L'Armure du dernier Dragon
Chapitre 2
Elena laçait le corset de sa fille. La jeune femme s'agrippait au miroir sur pieds face à elle, la respiration coupée. Certaines fois, sa mère n'y allait pas de mains mortes et tirait tellement fort qu'elle poussait des gémissements non contrôlés avec la sensation que ses côtes se brisaient.
— Veux-tu bien bien rester silencieuse, grommela sa mère. Tu deviens une femme, tu deviendras même une reine, alors tâches de rester digne, même lorsque tu souffres.
Aeria déglutit et se tut, même si le laçage était pour elle, une vraie séance de torture. Elena ne cessait de lui rappeler qu'elle souhaitait serrer le corset le plus possible afin que la poitrine de sa fille ressorte suffisamment pour que le roi des Landes soit conquis.
— Ne trouvez-vous... hm... pas étranges que le roi ne se soit toujours pas montré ? Souffla Aeria entre deux respirations.
En effet, les Belestel étaient arrivés deux jours auparavant en pleine nuit et avaient été accueillis par un domestique et un garde. Depuis, le roi ne s'était pas montré. Leur voyage fut long – environ quatre semaines à bord d'une calèche puis d'un bateau. Arrivés dans les Landes, ils purent bénéficier d'une nouvelle calèche et traversèrent ce désert brûlé dans un triste silence. Aeria n'avait vu aucun oiseau dans le ciel, aucun petit rongeas au sol ni même une seule fleur parmi ces brindilles d'herbes asséchées. Heureusement, le soleil était présent dans les Landes, malgré quelques nuages et parfois même davantage présents qu'ailleurs dans les Cinq Terres. Les villages et villes alentours étaient construits en pierres noires, tous protégés par de grandes murailles. Le château du roi n'était pas épargné, il se trouvait près des marais. Un pont de plusieurs mètres de long leur permettait de traverser les marais, notamment lorsque la marée était basse, et cela ne durerait jamais plus de deux heures. Puis ils avaient passé un pont-levé et terminèrent par entrer dans l'enceinte de la demeure. C'était assez grand, quelques heureux vivaient à la cour du roi, un petit marché était en cours de mise en place lors de leur arrivée mais ce qu'ils y vendaient n'était pas très alléchants.

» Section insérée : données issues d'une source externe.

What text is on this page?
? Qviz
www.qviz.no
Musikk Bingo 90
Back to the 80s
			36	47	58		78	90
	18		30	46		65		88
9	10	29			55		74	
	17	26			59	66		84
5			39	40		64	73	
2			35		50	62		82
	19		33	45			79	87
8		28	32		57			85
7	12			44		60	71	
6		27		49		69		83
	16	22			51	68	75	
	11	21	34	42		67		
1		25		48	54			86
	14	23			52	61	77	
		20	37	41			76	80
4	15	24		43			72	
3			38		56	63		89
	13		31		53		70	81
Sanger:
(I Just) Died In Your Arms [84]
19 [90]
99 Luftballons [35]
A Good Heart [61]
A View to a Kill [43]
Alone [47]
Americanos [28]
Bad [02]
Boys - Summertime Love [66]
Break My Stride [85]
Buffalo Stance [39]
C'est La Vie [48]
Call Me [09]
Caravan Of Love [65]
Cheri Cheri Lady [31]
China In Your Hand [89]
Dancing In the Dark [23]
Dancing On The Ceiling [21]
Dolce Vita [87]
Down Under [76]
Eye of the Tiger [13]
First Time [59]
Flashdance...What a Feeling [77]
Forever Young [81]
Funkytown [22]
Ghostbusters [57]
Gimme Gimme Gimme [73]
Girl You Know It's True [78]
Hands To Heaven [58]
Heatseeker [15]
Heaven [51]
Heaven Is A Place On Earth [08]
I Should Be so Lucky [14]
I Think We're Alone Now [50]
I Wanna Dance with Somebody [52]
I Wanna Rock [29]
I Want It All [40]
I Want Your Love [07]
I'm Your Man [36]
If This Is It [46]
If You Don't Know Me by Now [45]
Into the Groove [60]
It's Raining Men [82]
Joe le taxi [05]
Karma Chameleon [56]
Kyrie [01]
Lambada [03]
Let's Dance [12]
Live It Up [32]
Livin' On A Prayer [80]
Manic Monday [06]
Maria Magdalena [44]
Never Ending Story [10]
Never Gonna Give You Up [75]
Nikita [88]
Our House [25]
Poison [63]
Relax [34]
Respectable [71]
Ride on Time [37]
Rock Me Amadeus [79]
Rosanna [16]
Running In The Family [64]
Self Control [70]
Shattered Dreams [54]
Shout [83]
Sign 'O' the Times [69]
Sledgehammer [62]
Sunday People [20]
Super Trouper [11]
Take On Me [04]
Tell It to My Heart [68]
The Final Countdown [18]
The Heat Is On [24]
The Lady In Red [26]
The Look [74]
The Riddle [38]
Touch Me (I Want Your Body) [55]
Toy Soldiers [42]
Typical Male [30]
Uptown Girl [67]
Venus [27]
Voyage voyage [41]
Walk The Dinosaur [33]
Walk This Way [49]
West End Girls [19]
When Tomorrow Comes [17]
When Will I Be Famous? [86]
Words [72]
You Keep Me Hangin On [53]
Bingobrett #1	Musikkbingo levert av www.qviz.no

— Le roi des Landes est une personne mystérieuse pour la plupart des gens comme nous, qui faisons partie des Cinq Terres. Il se montrera ce soir, tu es sa promise.
Elle termina son laçage puis passa ses mains sur la robe de sa fille, par derrière. Elle la regarda à travers le miroir, l'admira même.
— Entraînes-toi à esquisser des sourires, ce n'est pas en ayant l'air triste constamment que tu parviendras à le séduire.
— Je ne souhaite pas le séduire... souffla la jeune femme.
— Là n'est pas la question. Les jeunes filles n'ont pas le choix en ce qui concerne le mariage, c'est ainsi depuis des décennies. Donnes-toi un coup de brosse, nous devons être dans la salle du repas à l'heure.
Sa mère quitta la chambre et laissa la porte se refermer derrière elle. La pièce où Aeria dormait était particulièrement grande. Le parquet était sombre, brut, les murs peints d'un papier rouge pourpre. La cheminée en son bout dominait le mur et était allumée, le feu crépitait à l'intérieur. Le lit à baldaquin se trouvait sur un grand tapis brodé et une grande fenêtre laissait entrevoir les marais. Le pont sur lequel ils étaient passés deux jours auparavant était totalement recouvert par la vase à cette heure-ci.
— On dirait une prison, soupira Aeria pour elle-même.
Le miaulement de son chat la fit revenir à elle. Elle s'accroupît, passa une mèche de cheveux derrière ses oreilles puis sourit tout en caressant Flocon. Elle l'avait ramené avec elle, en argumentant à ses parents que si elle devait habiter ailleurs, alors Flocon devait la suivre.